第12話 ウースター卿

まず、俺たちが話を聞いたのはウースター卿だ。彼はバルコニーに座り、優雅に紅茶を飲んでいた。

 相変わらず気味が悪い。それに、響子さんを追放したのもこいつが関わっている。しかし、犯人という証拠はない。……それに俺たちは不本意ながら、アリバイを証明できてしまうのだ。非常に腹立たしい。だが、その感情は隠すことにした。

「昨日の十一時から十ニ時? えぇ、もちろん! チャンドラーくんと、あと海斗くんとも談話室にいましたよお」

「大波さんが、ですが?」

 どうやらあの部屋には三人いたようだ。俺たちは話声を聞いただけで、中を見ていないからわからかったが。

「そうですか。何か気になるはありましたか?」

「気になることぉ? 私とチャンドラーくんが交わした厚く濃密なーー」

「いえ。卿、ありがとうございましたわ」

 話が長くなると、神坂さんは無理やり話を終わらせた。確かにこれ以上情報はなさそうだ。俺たちがその場を去ろうとしたとき、ウースター卿が俺に語りかけた。

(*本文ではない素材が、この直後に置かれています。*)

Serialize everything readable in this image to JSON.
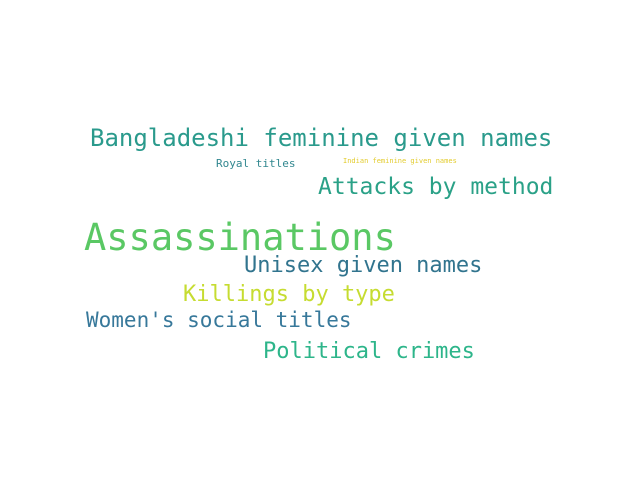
{
  "words": [
    {
      "text": "Bangladeshi feminine given names",
      "color": "#2a9a8c"
    },
    {
      "text": "Royal titles",
      "color": "#31878f"
    },
    {
      "text": "Indian feminine given names",
      "color": "#e3cc2f"
    },
    {
      "text": "Attacks by method",
      "color": "#2aa187"
    },
    {
      "text": "Assassinations",
      "color": "#5ac864"
    },
    {
      "text": "Unisex given names",
      "color": "#31748e"
    },
    {
      "text": "Killings by type",
      "color": "#c6dc31"
    },
    {
      "text": "Women's social titles",
      "color": "#37789a"
    },
    {
      "text": "Political crimes",
      "color": "#2db58a"
    }
  ]
}
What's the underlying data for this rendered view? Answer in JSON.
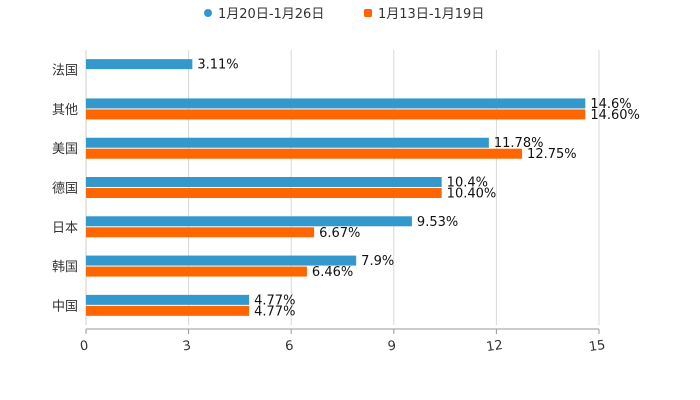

「申し訳ないねえ。ただ、私は事実を述べたまでなんですよお。だから怒らないでもらいたいねえ」

「……何の話ですか?」

「響子くんを容疑者として挙げたことを、だね」

「……」

「私だって信じられませんよお。あの響子くんが、私じゃなくて……道元くんを殺すなんてえ」

 ヒューと冷たい風が吹き抜ける。ここは鏡の世界だが、風はあるようだ。

「いきますわよ奏多くん。……あまり時間がありませんし」

「……そうですね」

 俺はバルコニーの扉を力強く閉めた。扉はザラザラとしていた。

 廊下を歩きながら俺は神坂さんに質問した。

「そういえばウースター卿はどんな人なんですか?」

 ふむと神坂さんは顎に手を置いた。

「わたくしもあまり知りませんわ。前も話した通り、イギリス革新派の筆頭核ぐらいしか……。あとは孤児院も運営しているとか」

 あの顔で孤児院か……。偏見だが、子供を食べてそうだ。

「響子さんとはどんな関係なんですか?」

「さあ? わたくしも、『使い魔通信』で知り合いがいるとかいう以外、友人がいたなんて初めて聞きましたわ」

「そうですか……」

 やはり謎解き人物のようだ。……怪しい。